When a patient was admitted to the unit, staff members provided the patient with a token sheet on which tokens in the form of ink-stamps were collected. At that time, staff members explained the rules and procedures. Staff also provided prompts to patients about the rules and the need to collect and use tokens. Lists of the activities that would earn tokens and items for which tokens could be spent were posted on the unit.
The token economy that has been developed on the unit combines unitwide and individual behavior plans. The basic mode of the program is reinforcement of desired behavior. The use of response costs—the loss of tokens for inappropriate behavior—is limited. Patients earn points for engaging in therapeutic activities, groups, assessments, and individually targeted behaviors. Patients also may earn points for keeping their room clean and rising early in the morning. Patients exchange tokens for extra smoke breaks, off-unit grounds passes, television time, movies, trips to snack machines and the canteen, and similar activities.
Access to these reinforcers is limited by a system in which patients progress through several levels based on safety needs. Individuals on close constant observation or 15-minute safety checks are not allowed to purchase extra smoke breaks (five per day are provided for free). Only individuals who reach the highest level are allowed grounds passes.
The only behaviors that require a response cost are violations of major safety rules, such as patients' smoking in their bedrooms, and behaviors that would cause the police to become involved if they occurred outside the hospital, such as hitting someone, threatening someone, and destroying property. These violations result in the loss of all unspent tokens and restriction to the unit for 72 hours. During the 72 hours, patients can continue to earn all available tokens but can only spend tokens on extra smoke breaks.
Individual plans target specific patient needs, such as increasing eating, improving hygiene, reducing cursing, and decreasing self-mutilating behavior. A patient either earns extra tokens for performing a desired behavior or pays tokens for performing an undesired behavior.
Design and procedure
Two four-month periods were assessed in the study—the first period, from October 1996 through January 1997, without the token economy, and the second period, from April 1997 through July 1997, with the token economy. Before implementation of the token economy, staff members participated in group training sessions in which the policies and procedures were discussed and role playing of the proper administration of tokens was performed.
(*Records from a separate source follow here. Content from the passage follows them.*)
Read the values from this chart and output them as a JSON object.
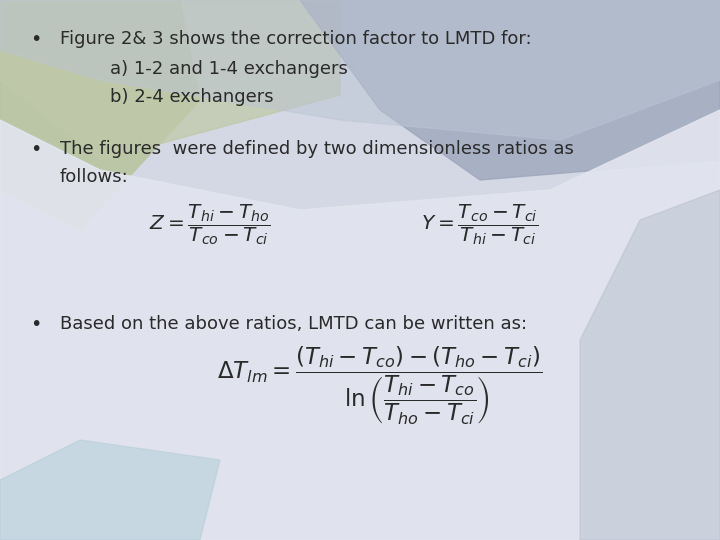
{
  "bullet1_line1": "Figure 2& 3 shows the correction factor to LMTD for:",
  "bullet1_line2": "a) 1-2 and 1-4 exchangers",
  "bullet1_line3": "b) 2-4 exchangers",
  "bullet2_line1": "The figures  were defined by two dimensionless ratios as",
  "bullet2_line2": "follows:",
  "bullet3_line1": "Based on the above ratios, LMTD can be written as:",
  "formula1": "$Z = \\dfrac{T_{hi} - T_{ho}}{T_{co} - T_{ci}}$",
  "formula2": "$Y = \\dfrac{T_{co} - T_{ci}}{T_{hi} - T_{ci}}$",
  "formula3": "$\\Delta T_{lm} = \\dfrac{(T_{hi} - T_{co}) - (T_{ho} - T_{ci})}{\\ln\\left(\\dfrac{T_{hi} - T_{co}}{T_{ho} - T_{ci}}\\right)}$",
  "text_color": "#2a2a2a",
  "bg_color": "#d8dbe6",
  "bg_white": "#e8eaef",
  "bg_green": "#b8c4a4",
  "bg_gray_right": "#9fa8b8",
  "bg_blue_mid": "#bfc8d8",
  "bg_bottom_blue": "#b8ccd8",
  "fontsize_text": 13.0,
  "fontsize_formula": 14.5
}
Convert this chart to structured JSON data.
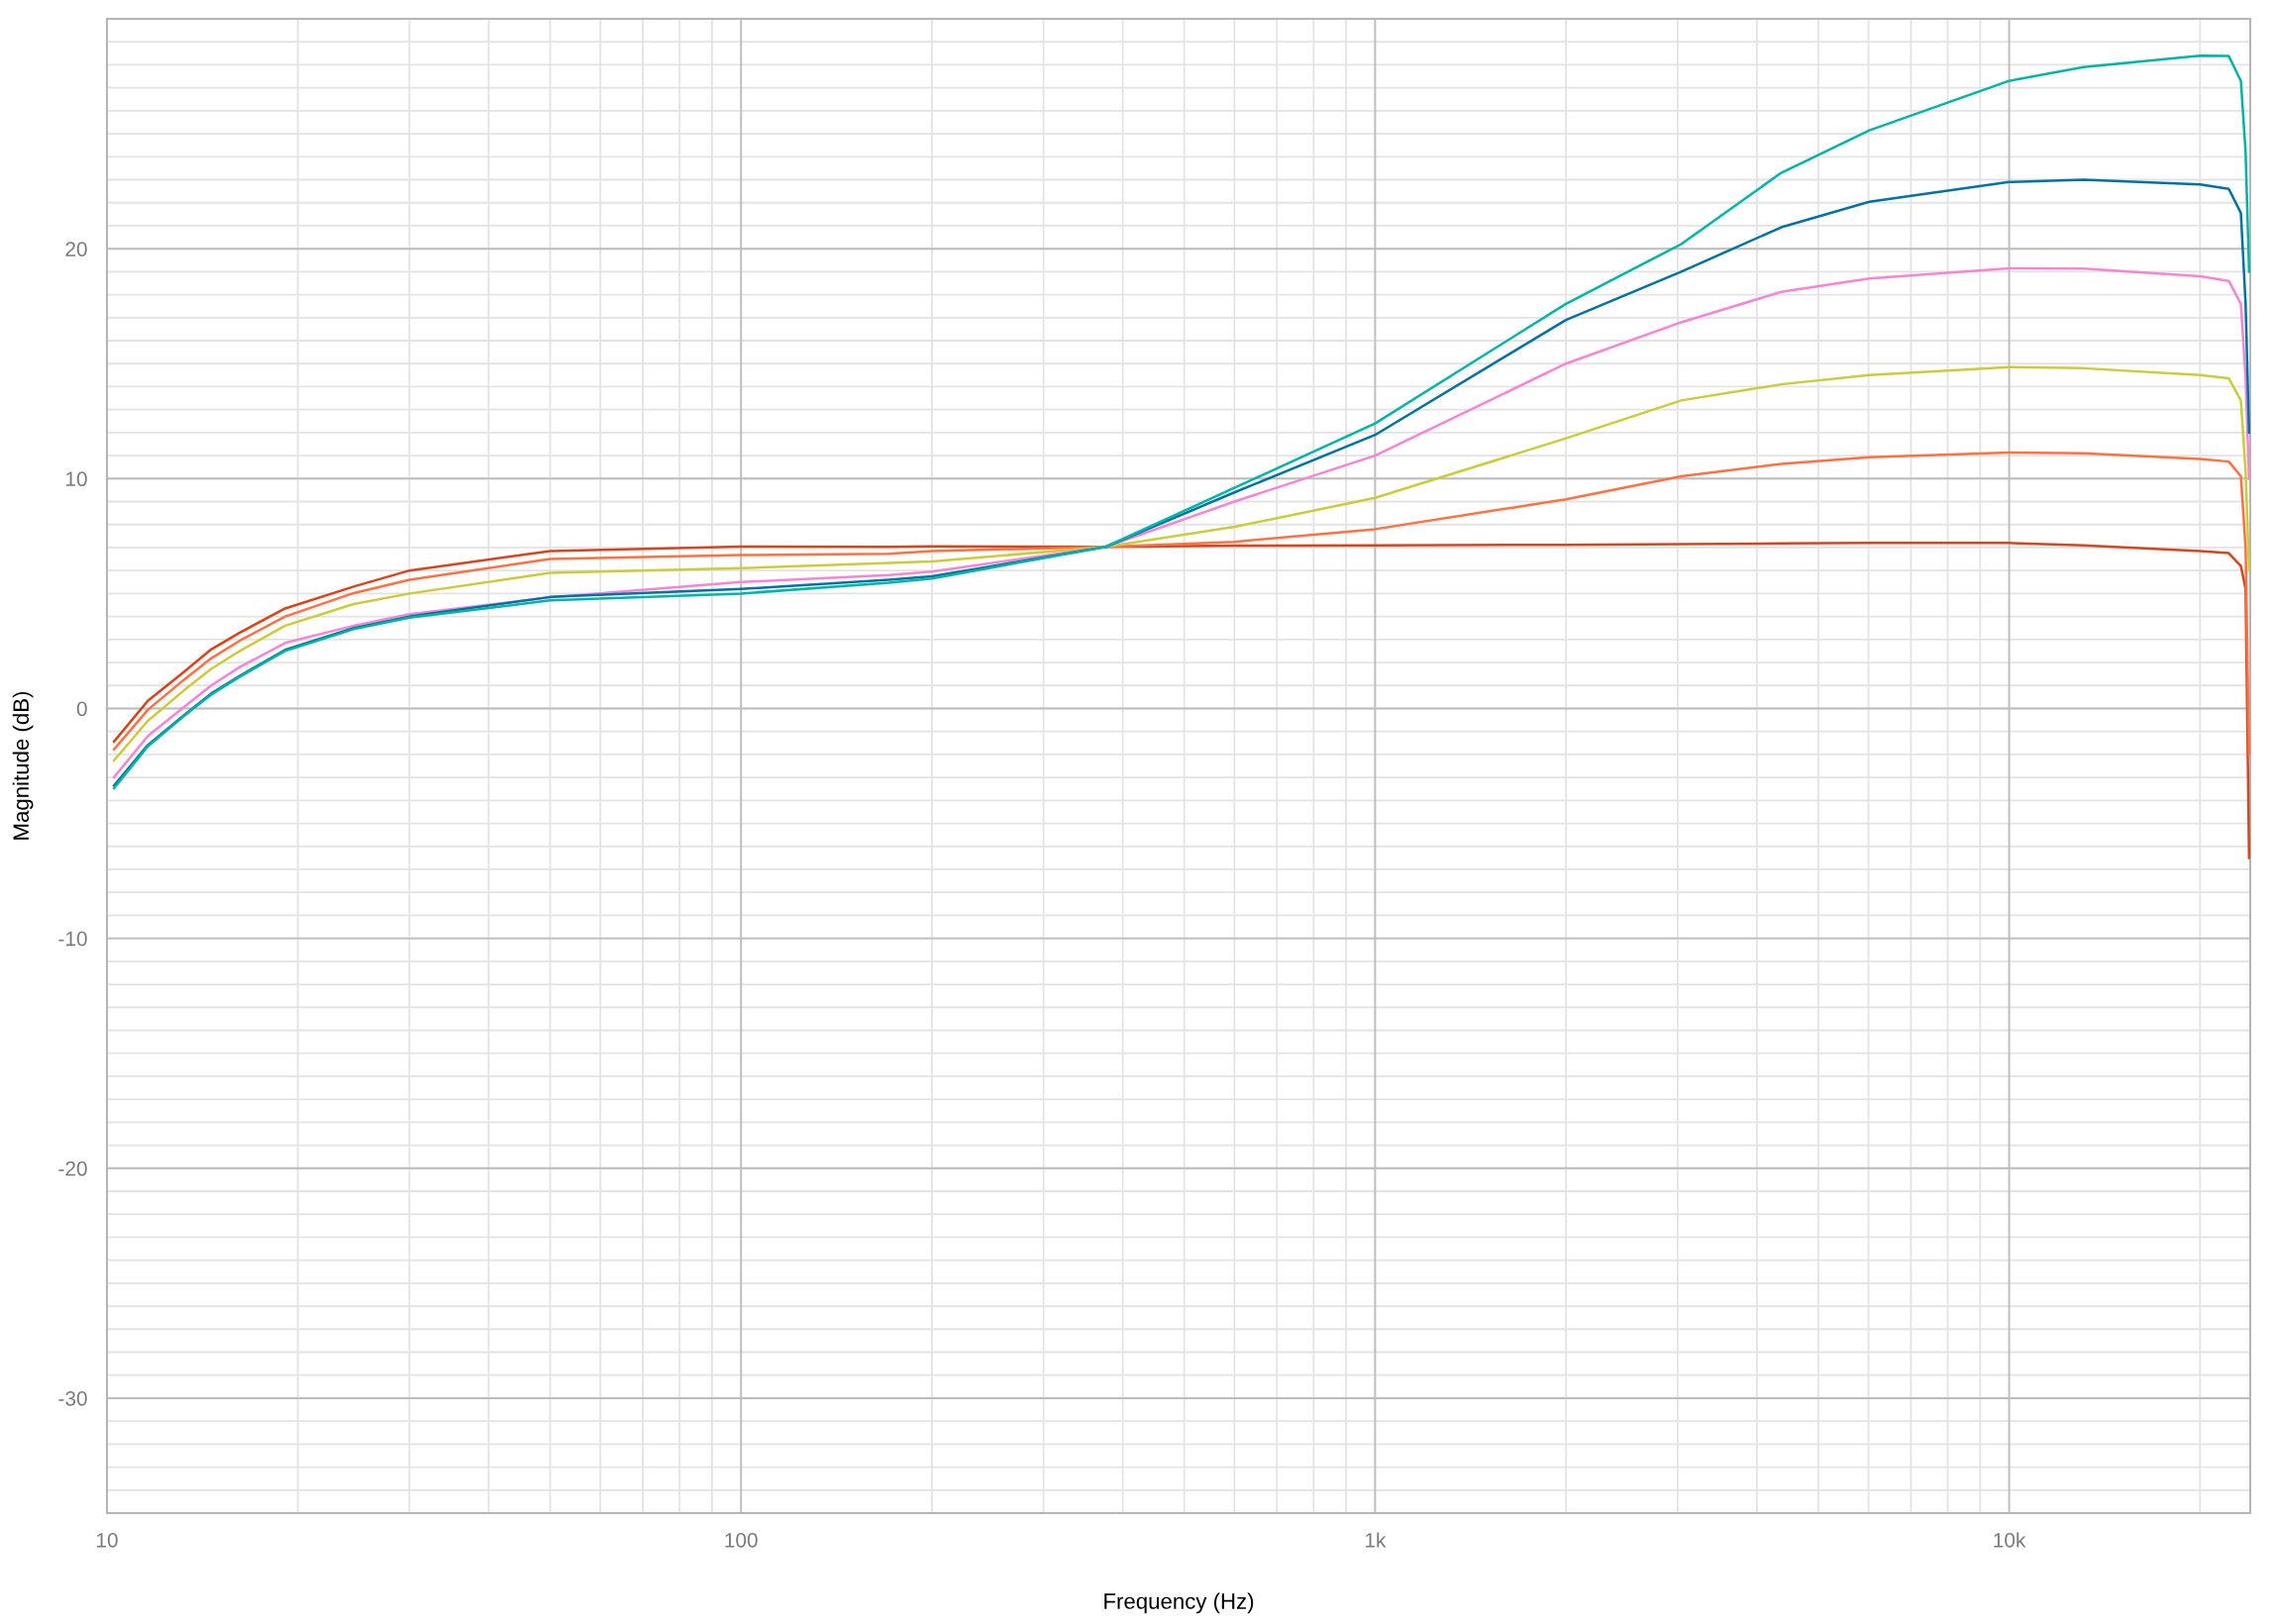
{
  "chart_data": {
    "type": "line",
    "xlabel": "Frequency (Hz)",
    "ylabel": "Magnitude (dB)",
    "log": "x",
    "grid": true,
    "marker": "none",
    "line_style": "solid",
    "x": [
      10.26,
      11.6,
      13.2,
      14.6,
      16.2,
      19.1,
      24.5,
      30,
      50,
      100,
      171,
      200,
      376,
      600,
      1000,
      2000,
      3040,
      4370,
      6020,
      10000,
      13100,
      20000,
      22200,
      23200,
      23600,
      23900
    ],
    "xlim": [
      10,
      24000
    ],
    "xticks": [
      {
        "value": 10,
        "label": "10"
      },
      {
        "value": 100,
        "label": "100"
      },
      {
        "value": 1000,
        "label": "1k"
      },
      {
        "value": 10000,
        "label": "10k"
      }
    ],
    "ylim": [
      -35,
      30
    ],
    "yticks": [
      -30,
      -20,
      -10,
      0,
      10,
      20
    ],
    "series": [
      {
        "color": "#d9441a",
        "values": [
          -1.44,
          0.33,
          1.57,
          2.57,
          3.3,
          4.35,
          5.3,
          6.0,
          6.85,
          7.04,
          7.03,
          7.05,
          7.03,
          7.08,
          7.1,
          7.12,
          7.15,
          7.18,
          7.2,
          7.2,
          7.1,
          6.85,
          6.76,
          6.2,
          5.2,
          -6.5
        ]
      },
      {
        "color": "#ff7043",
        "values": [
          -1.78,
          -0.06,
          1.23,
          2.18,
          2.95,
          4.0,
          5.02,
          5.6,
          6.5,
          6.67,
          6.73,
          6.85,
          7.03,
          7.25,
          7.8,
          9.1,
          10.1,
          10.64,
          10.93,
          11.13,
          11.1,
          10.85,
          10.74,
          10.1,
          7.0,
          -2
        ]
      },
      {
        "color": "#cccc3a",
        "values": [
          -2.26,
          -0.54,
          0.77,
          1.72,
          2.5,
          3.6,
          4.54,
          5.0,
          5.9,
          6.1,
          6.33,
          6.4,
          7.03,
          7.9,
          9.16,
          11.75,
          13.4,
          14.1,
          14.5,
          14.85,
          14.8,
          14.5,
          14.36,
          13.4,
          10.3,
          6
        ]
      },
      {
        "color": "#f784d6",
        "values": [
          -2.99,
          -1.2,
          0.04,
          1.0,
          1.8,
          2.85,
          3.6,
          4.1,
          4.83,
          5.5,
          5.8,
          5.95,
          7.03,
          9.0,
          11.0,
          15.0,
          16.8,
          18.12,
          18.7,
          19.15,
          19.13,
          18.8,
          18.6,
          17.6,
          14.36,
          10
        ]
      },
      {
        "color": "#0072a3",
        "values": [
          -3.35,
          -1.59,
          -0.31,
          0.65,
          1.42,
          2.55,
          3.5,
          4.0,
          4.85,
          5.2,
          5.6,
          5.75,
          7.03,
          9.4,
          11.9,
          16.9,
          19.0,
          20.93,
          22.04,
          22.9,
          23.0,
          22.8,
          22.6,
          21.55,
          17.6,
          12
        ]
      },
      {
        "color": "#00b5a8",
        "values": [
          -3.47,
          -1.65,
          -0.35,
          0.6,
          1.38,
          2.5,
          3.45,
          3.95,
          4.7,
          5.0,
          5.47,
          5.65,
          7.03,
          9.6,
          12.4,
          17.6,
          20.2,
          23.3,
          25.15,
          27.3,
          27.9,
          28.4,
          28.38,
          27.3,
          24.2,
          19
        ]
      }
    ]
  }
}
The number of negative incidents during both periods was compared. The collection of information about negative incidents is required for all units as part of the bylaws and procedures of the facility. Negative incidents were defined as staff and patient injuries that were not accidents; the definition also included absences without leave and elopements and psychiatric emergencies. Psychiatric emergencies were incidents in which emergency medications were used because of a patient's behavior. Staff and patient injuries were defined as injuries that required any form of medical attention, the lowest threshold of attention being the need for a visual examination of the injured area.